De Gaulle comprend la volonté des Polonais de forcer le destin : attaquer les Allemands, les chasser, installer à Varsovie le gouvernement en exil à Londres, affirmer ainsi - avec l'appui anglais - l'indépendance et la souveraineté de la Pologne.
Le 1er août 1944, Bor-Komorowski lance un appel à l'Armée de l'Intérieur, diffusé dans tous les quartiers de Varsovie.
« Soldats de la capitale,
« J'ai donné aujourd'hui l'ordre que vous attendiez depuis si longtemps, l'ordre d'ouvrir le feu contre l'envahisseur allemand. Après bientôt cinq ans d'une lutte obligatoirement clandestine, aujourd'hui, nous prenons ouvertement les armes... »
Un souffle d'enthousiasme soulève la population de Varsovie.
Le 6 août, l'AK contrôle presque toute la ville. Il est prévu ce dimanche que la RAF parachute les représentants du gouvernement polonais de Londres.
Mais brusquement, en quelques heures, tout change.
Des Waffen-SS entrent dans Varsovie et renforcent les hommes de la Wehrmacht.
Les troupes sont commandées par l'Obergruppenführer SS Erich von dem Bach-Zelewski.
Il s'est illustré dès 1941 en Russie comme commandant les SS et la police chargés de lutter contre les partisans et d'exterminer les Juifs.
Himmler s'est plusieurs fois rendu à son quartier général, lui ordonnant d'abattre tous les hommes et de « conduire les femmes juives et leurs enfants dans les marécages ».
Une brigade de cavalerie SS sous les ordres de von dem Bach-Zelewski a ainsi fusillé 25 000 Juifs en un mois. Mais les cavaliers SS ont signalé que les « marais n'étaient pas assez profonds pour que les femmes et les enfants soient engloutis ». On les fusille donc.
C'est cet homme-là qui arrive à Varsovie le 8 août.
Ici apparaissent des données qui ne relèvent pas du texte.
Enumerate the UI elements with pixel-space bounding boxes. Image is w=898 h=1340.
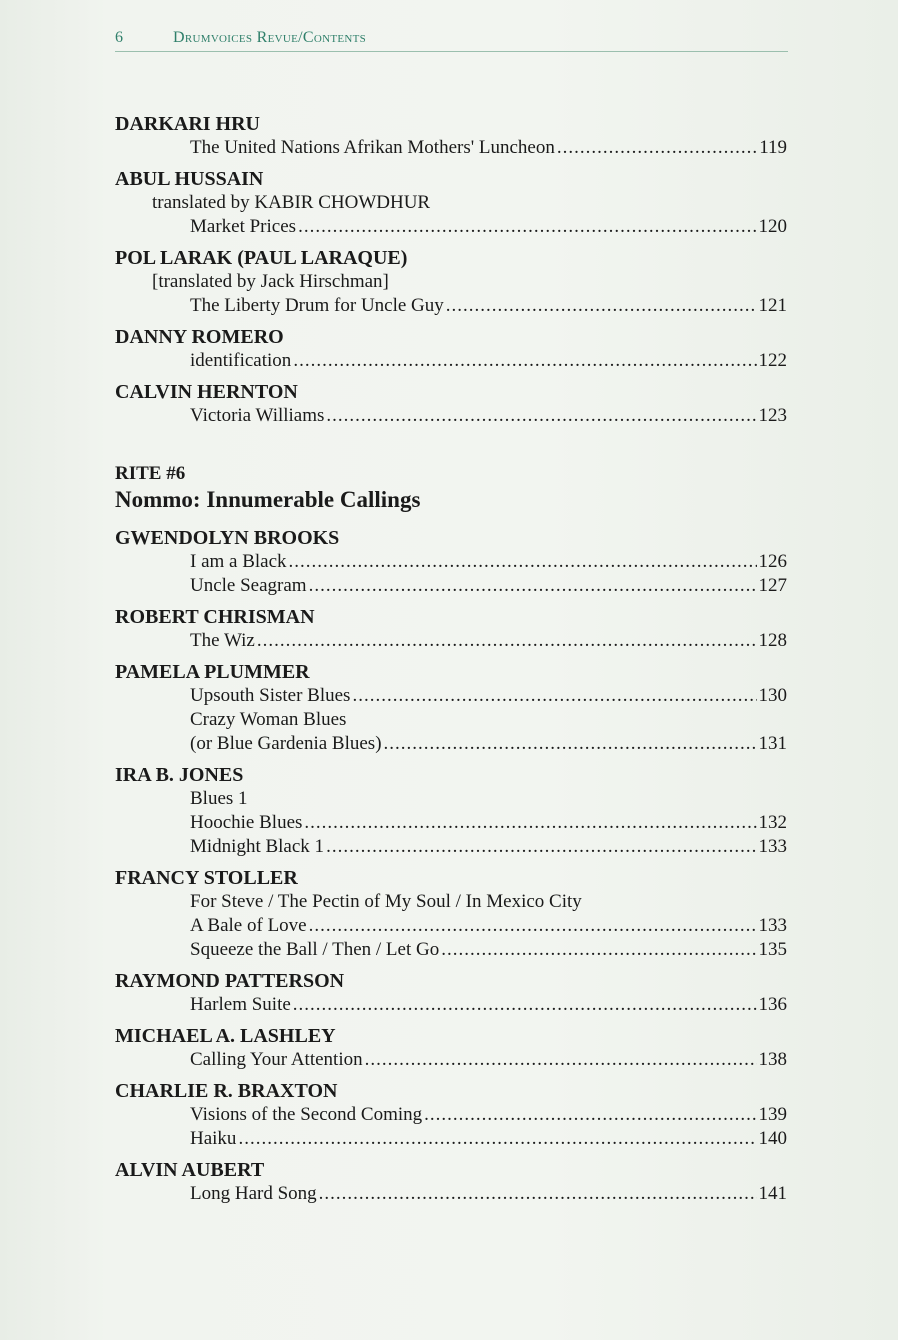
- author-entry: [115, 969, 787, 1017]
- translator-note: translated by KABIR CHOWDHUR: [152, 192, 431, 213]
- page-ref: 136: [758, 994, 787, 1015]
- dot-leader: [298, 215, 756, 239]
- page-ref: 126: [758, 551, 787, 572]
- dot-leader: [257, 629, 757, 653]
- work-entry: [115, 349, 787, 373]
- dot-leader: [557, 136, 757, 160]
- dot-leader: [352, 684, 756, 708]
- work-title: (or Blue Gardenia Blues): [190, 733, 382, 754]
- work-entry: [115, 1127, 787, 1151]
- page-ref: 135: [758, 939, 787, 960]
- entry-spacer: [115, 1017, 787, 1024]
- work-title: For Steve / The Pectin of My Soul / In Mexico City: [190, 891, 582, 912]
- page-ref: 131: [758, 733, 787, 754]
- dot-leader: [384, 732, 757, 756]
- work-title: A Bale of Love: [190, 915, 307, 936]
- page-ref: 132: [758, 812, 787, 833]
- dot-leader: [424, 1103, 756, 1127]
- author-entry: [115, 605, 787, 653]
- work-entry: [115, 890, 787, 914]
- running-title: Drumvoices Revue/Contents: [173, 29, 367, 46]
- contents-list: [115, 112, 787, 1206]
- contents-section-a: [115, 112, 787, 428]
- dot-leader: [326, 404, 756, 428]
- work-entry: [115, 708, 787, 732]
- work-title: Crazy Woman Blues: [190, 709, 347, 730]
- work-title: Calling Your Attention: [190, 1049, 363, 1070]
- dot-leader: [319, 1182, 757, 1206]
- work-title: The Liberty Drum for Uncle Guy: [190, 295, 444, 316]
- page-ref: 133: [758, 836, 787, 857]
- entry-spacer: [115, 160, 787, 167]
- page-ref: 127: [758, 575, 787, 596]
- author-entry: [115, 1024, 787, 1072]
- author-entry: [115, 1158, 787, 1206]
- page-ref: 119: [759, 137, 787, 158]
- author-name: DANNY ROMERO: [115, 326, 284, 348]
- author-entry: [115, 763, 787, 859]
- author-name: ALVIN AUBERT: [115, 1159, 265, 1181]
- author-name: CHARLIE R. BRAXTON: [115, 1080, 338, 1102]
- entry-spacer: [115, 318, 787, 325]
- page-ref: 139: [758, 1104, 787, 1125]
- author-entry: [115, 526, 787, 598]
- work-entry: [115, 993, 787, 1017]
- page-ref: 120: [758, 216, 787, 237]
- author-entry: [115, 112, 787, 160]
- work-title: I am a Black: [190, 551, 287, 572]
- work-entry: [115, 684, 787, 708]
- work-entry: [115, 1103, 787, 1127]
- work-title: Hoochie Blues: [190, 812, 303, 833]
- work-title: Upsouth Sister Blues: [190, 685, 351, 706]
- page-ref: 123: [758, 405, 787, 426]
- work-title: Harlem Suite: [190, 994, 291, 1015]
- work-title: Visions of the Second Coming: [190, 1104, 423, 1125]
- entry-spacer: [115, 859, 787, 866]
- work-title: Long Hard Song: [190, 1183, 317, 1204]
- page-ref: 141: [758, 1183, 787, 1204]
- dot-leader: [326, 835, 756, 859]
- work-title: Haiku: [190, 1128, 237, 1149]
- translator-note: [translated by Jack Hirschman]: [152, 271, 389, 292]
- work-entry: [115, 1182, 787, 1206]
- page-ref: 130: [758, 685, 787, 706]
- work-title: Victoria Williams: [190, 405, 325, 426]
- page-ref: 140: [758, 1128, 787, 1149]
- dot-leader: [289, 550, 757, 574]
- work-title: Squeeze the Ball / Then / Let Go: [190, 939, 440, 960]
- work-entry: [115, 215, 787, 239]
- work-entry: [115, 835, 787, 859]
- author-name: ABUL HUSSAIN: [115, 168, 264, 190]
- work-entry: [115, 629, 787, 653]
- page-ref: 122: [758, 350, 787, 371]
- work-entry: [115, 1048, 787, 1072]
- dot-leader: [238, 1127, 756, 1151]
- page-ref: 138: [758, 1049, 787, 1070]
- work-entry: [115, 811, 787, 835]
- page-ref: 133: [758, 915, 787, 936]
- author-entry: [115, 1079, 787, 1151]
- author-name: DARKARI HRU: [115, 113, 260, 135]
- author-name: MICHAEL A. LASHLEY: [115, 1025, 336, 1047]
- dot-leader: [441, 938, 756, 962]
- entry-spacer: [115, 653, 787, 660]
- entry-spacer: [115, 1151, 787, 1158]
- rite-title: Nommo: Innumerable Callings: [115, 487, 421, 512]
- work-title: identification: [190, 350, 292, 371]
- author-name: PAMELA PLUMMER: [115, 661, 310, 683]
- entry-spacer: [115, 239, 787, 246]
- work-title: Midnight Black 1: [190, 836, 325, 857]
- work-entry: [115, 404, 787, 428]
- author-entry: [115, 380, 787, 428]
- work-entry: [115, 136, 787, 160]
- author-entry: [115, 325, 787, 373]
- author-name: IRA B. JONES: [115, 764, 244, 786]
- dot-leader: [293, 993, 757, 1017]
- work-entry: [115, 574, 787, 598]
- work-title: The United Nations Afrikan Mothers' Luncheon: [190, 137, 555, 158]
- work-entry: [115, 732, 787, 756]
- author-name: ROBERT CHRISMAN: [115, 606, 315, 628]
- work-entry: [115, 550, 787, 574]
- author-entry: [115, 167, 787, 239]
- rite-label: RITE #6: [115, 463, 186, 484]
- page-number: 6: [115, 29, 124, 46]
- work-entry: [115, 294, 787, 318]
- author-name: RAYMOND PATTERSON: [115, 970, 345, 992]
- author-name: CALVIN HERNTON: [115, 381, 298, 403]
- author-entry: [115, 660, 787, 756]
- dot-leader: [309, 914, 757, 938]
- work-title: Blues 1: [190, 788, 248, 809]
- work-entry: [115, 938, 787, 962]
- work-title: Market Prices: [190, 216, 297, 237]
- entry-spacer: [115, 756, 787, 763]
- running-head: [115, 27, 788, 52]
- author-name: POL LARAK (PAUL LARAQUE): [115, 247, 408, 269]
- entry-spacer: [115, 1072, 787, 1079]
- contents-section-b: [115, 526, 787, 1206]
- dot-leader: [309, 574, 757, 598]
- entry-spacer: [115, 962, 787, 969]
- dot-leader: [304, 811, 756, 835]
- work-title: The Wiz: [190, 630, 255, 651]
- work-entry: [115, 914, 787, 938]
- work-title: Uncle Seagram: [190, 575, 307, 596]
- author-name: FRANCY STOLLER: [115, 867, 298, 889]
- page-ref: 121: [758, 295, 787, 316]
- author-entry: [115, 246, 787, 318]
- page-ref: 128: [758, 630, 787, 651]
- entry-spacer: [115, 598, 787, 605]
- author-name: GWENDOLYN BROOKS: [115, 527, 340, 549]
- dot-leader: [365, 1048, 757, 1072]
- entry-spacer: [115, 373, 787, 380]
- work-entry: [115, 787, 787, 811]
- dot-leader: [446, 294, 757, 318]
- author-entry: [115, 866, 787, 962]
- dot-leader: [293, 349, 756, 373]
Les SS sont accompagnés par la Brigade Kaminski, composée de Russes, d'Ukrainiens, et par la Brigade SS Dirlewanger, formée de criminels de droit commun extraits de leurs prisons. Ces unités SS et ces brigades ont les mains libres. En quelques heures, ces SS révèlent ce dont ils sont capables. Ils brûlent vifs les prisonniers, empalent sur des baïonnettes des nouveau-nés, qu'ils exhibent aux fenêtres. Ils pendent des femmes la tête en bas aux balcons de leurs immeubles.